On Wed, 30 Sep 2020 11:41:31 +0200 Angelo Raffaele Meo <meo@polito.it> wrote:
Un'ultima opzione è rappresentata dalla realizzazione degli strumenti per una facile installazione di un portale FARE su un qualunque elaboratore
Se posso permettermi Raffaele, questo dovrebbe essere il "sogno 1"! O meglio, la strategia zero... ;-) Per quanto nobile sia il desiderio di realizzare a Torino un polo così strategico a servizio dell'intera educazione nazionale, per quanto sia miope chi non riesce a cogliere, oltre i costi, le enormi potenzialità economiche che ne deriverebbero, un approccio di questo genere può solo costituire un passaggio intermedio. E lo dico con sincera ammirazione sia per il lavoro svolto al GARR che per quello del Politecnico di Torino con BBB durante il lockdown. Ma per ovvie ragioni economiche, strategiche e geopolitiche, se l'Italia e l'Europa accettano di competere sul terreno scelto dall'informatica statunitense, sono condannate a fallire. Un cloud[1] pubblico è un po' meglio di un cloud privato che, se ha successo, può sempre essere comprato con tutti i dati che contiene. Ma nessun cloud è decisamente meglio.
lasciando ad altri soggetti - tipicamente, distretti scolastici - il compito di identificare le sedi e i soggetti che ospiteranno i nodi di calcolo.
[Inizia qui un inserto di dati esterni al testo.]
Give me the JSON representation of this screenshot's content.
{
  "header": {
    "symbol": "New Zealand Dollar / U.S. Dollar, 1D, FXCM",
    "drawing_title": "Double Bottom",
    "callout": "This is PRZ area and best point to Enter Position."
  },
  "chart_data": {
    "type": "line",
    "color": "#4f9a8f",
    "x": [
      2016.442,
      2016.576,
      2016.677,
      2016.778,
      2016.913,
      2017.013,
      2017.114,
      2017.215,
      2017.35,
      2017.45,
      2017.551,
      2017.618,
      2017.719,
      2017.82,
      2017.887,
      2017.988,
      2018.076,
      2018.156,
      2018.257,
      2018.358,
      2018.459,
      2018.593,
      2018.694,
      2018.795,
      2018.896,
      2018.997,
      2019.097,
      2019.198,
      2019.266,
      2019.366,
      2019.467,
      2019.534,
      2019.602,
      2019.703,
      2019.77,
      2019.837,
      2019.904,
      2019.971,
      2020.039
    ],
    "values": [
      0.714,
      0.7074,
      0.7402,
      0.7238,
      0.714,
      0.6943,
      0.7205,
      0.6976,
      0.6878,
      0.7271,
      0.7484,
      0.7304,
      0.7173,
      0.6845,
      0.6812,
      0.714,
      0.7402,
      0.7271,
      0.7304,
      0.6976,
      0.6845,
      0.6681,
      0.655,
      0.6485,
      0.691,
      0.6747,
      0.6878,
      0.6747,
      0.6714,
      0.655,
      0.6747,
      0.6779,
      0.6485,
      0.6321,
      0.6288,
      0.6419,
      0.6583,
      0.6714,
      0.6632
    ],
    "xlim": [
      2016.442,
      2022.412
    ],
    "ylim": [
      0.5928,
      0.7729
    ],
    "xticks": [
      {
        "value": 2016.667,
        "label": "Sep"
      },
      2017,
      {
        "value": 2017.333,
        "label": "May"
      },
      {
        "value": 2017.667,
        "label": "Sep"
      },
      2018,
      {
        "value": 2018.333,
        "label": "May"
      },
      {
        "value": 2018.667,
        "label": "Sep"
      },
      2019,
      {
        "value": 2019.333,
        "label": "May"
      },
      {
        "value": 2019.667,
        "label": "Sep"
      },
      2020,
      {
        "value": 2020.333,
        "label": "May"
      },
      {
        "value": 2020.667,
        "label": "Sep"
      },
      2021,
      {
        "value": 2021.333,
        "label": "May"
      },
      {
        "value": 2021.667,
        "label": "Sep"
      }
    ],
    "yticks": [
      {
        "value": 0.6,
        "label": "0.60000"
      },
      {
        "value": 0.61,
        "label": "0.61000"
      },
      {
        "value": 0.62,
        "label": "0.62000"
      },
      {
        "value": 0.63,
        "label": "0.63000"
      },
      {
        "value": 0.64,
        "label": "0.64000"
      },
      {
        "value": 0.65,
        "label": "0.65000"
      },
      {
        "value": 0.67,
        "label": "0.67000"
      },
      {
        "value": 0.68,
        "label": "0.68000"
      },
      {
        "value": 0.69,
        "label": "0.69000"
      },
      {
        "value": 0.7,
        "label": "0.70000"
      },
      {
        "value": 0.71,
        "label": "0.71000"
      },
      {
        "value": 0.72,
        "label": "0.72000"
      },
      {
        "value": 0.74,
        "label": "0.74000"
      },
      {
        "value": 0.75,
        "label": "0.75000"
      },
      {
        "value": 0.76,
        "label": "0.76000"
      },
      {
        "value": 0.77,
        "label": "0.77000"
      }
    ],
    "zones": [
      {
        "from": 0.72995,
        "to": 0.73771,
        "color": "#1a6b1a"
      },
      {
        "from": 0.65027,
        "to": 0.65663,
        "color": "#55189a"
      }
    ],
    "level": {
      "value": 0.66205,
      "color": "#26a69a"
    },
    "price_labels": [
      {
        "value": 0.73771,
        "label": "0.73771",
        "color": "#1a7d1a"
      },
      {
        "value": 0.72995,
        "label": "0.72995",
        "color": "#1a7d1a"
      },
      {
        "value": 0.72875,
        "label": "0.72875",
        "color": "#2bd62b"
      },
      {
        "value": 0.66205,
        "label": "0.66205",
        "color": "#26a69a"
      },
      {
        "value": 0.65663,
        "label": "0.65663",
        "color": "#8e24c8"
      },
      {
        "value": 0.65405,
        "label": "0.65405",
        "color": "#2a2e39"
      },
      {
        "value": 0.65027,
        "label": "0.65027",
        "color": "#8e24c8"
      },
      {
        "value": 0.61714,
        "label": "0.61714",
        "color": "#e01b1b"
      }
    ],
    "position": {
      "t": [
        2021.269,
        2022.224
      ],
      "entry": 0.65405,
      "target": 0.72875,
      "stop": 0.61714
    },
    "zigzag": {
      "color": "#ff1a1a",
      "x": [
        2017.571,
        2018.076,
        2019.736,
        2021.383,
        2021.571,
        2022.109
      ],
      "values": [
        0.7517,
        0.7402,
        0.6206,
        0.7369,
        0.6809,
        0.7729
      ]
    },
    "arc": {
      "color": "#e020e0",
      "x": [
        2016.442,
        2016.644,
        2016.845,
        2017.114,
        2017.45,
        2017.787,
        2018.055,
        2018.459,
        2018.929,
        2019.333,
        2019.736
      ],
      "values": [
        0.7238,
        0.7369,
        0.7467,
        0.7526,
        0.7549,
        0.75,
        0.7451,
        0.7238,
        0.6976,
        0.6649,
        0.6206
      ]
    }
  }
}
Mettere in condizione le scuole di disporre dei propri server e della connettività necessaria a permetterne l'utilizzo, è il primo passo per metterle in condizione di insegnare informatica. Oggi non lo sono. E la Cultura è (o quanto meno è stata...) l'UNICO terreno in cui l'Europa potrebbe essere avvantaggiata, se avesse l'intelligenza di spostare lo scontro su di essa, prima che diventi militare [2]. Se serve una buzzword per i politici potremmo inventarne una. O ripescarla dalle mode del passato. "Grid" è abbastanza cool? "Grid Spring"... fa quasi rima! :-D O magari "fediverse"! Dove sono i federalisti... quando servono? "Peer to Peer"? "Democrazia"? No... quella ormai è bruciata... L'importante è ripensare l'informatica. Persino riscriverla, se serve. Server in ogni casa. Software leggibile. Semplice, prima che facile. Alfabetizzazione informatica è scrivere il software, non solo usarlo. Giacomo 1) "Cloud" è un termine... fumoso. ;-) Parlare di "Infrastructure as a Service" potrebbe forse essere utile a chiarire PERCHE' tale tipo di servizio compete anzitutto allo Stato per garantire diversi diritti. 2) Invece di blaterare di rivoluzioni digitali, blockchain, cloud, intelligenza artificiale e simili paroloni che significano poco o niente (ma danneggiano l'economia e la società), non possiamo per una volta puntare a ciò in cui siamo bravi, diffondere conoscenza? E' l'unica cosa in cui siamo (stati?) più forti degli altri. E' l'unica speranza di rendere l'Europa un terzo polo autonomo, punto di equilibrio delle tensioni tecno-geopolitiche in atto. Se ci limitiamo ad emulare, saremo schiacciati dagli originali.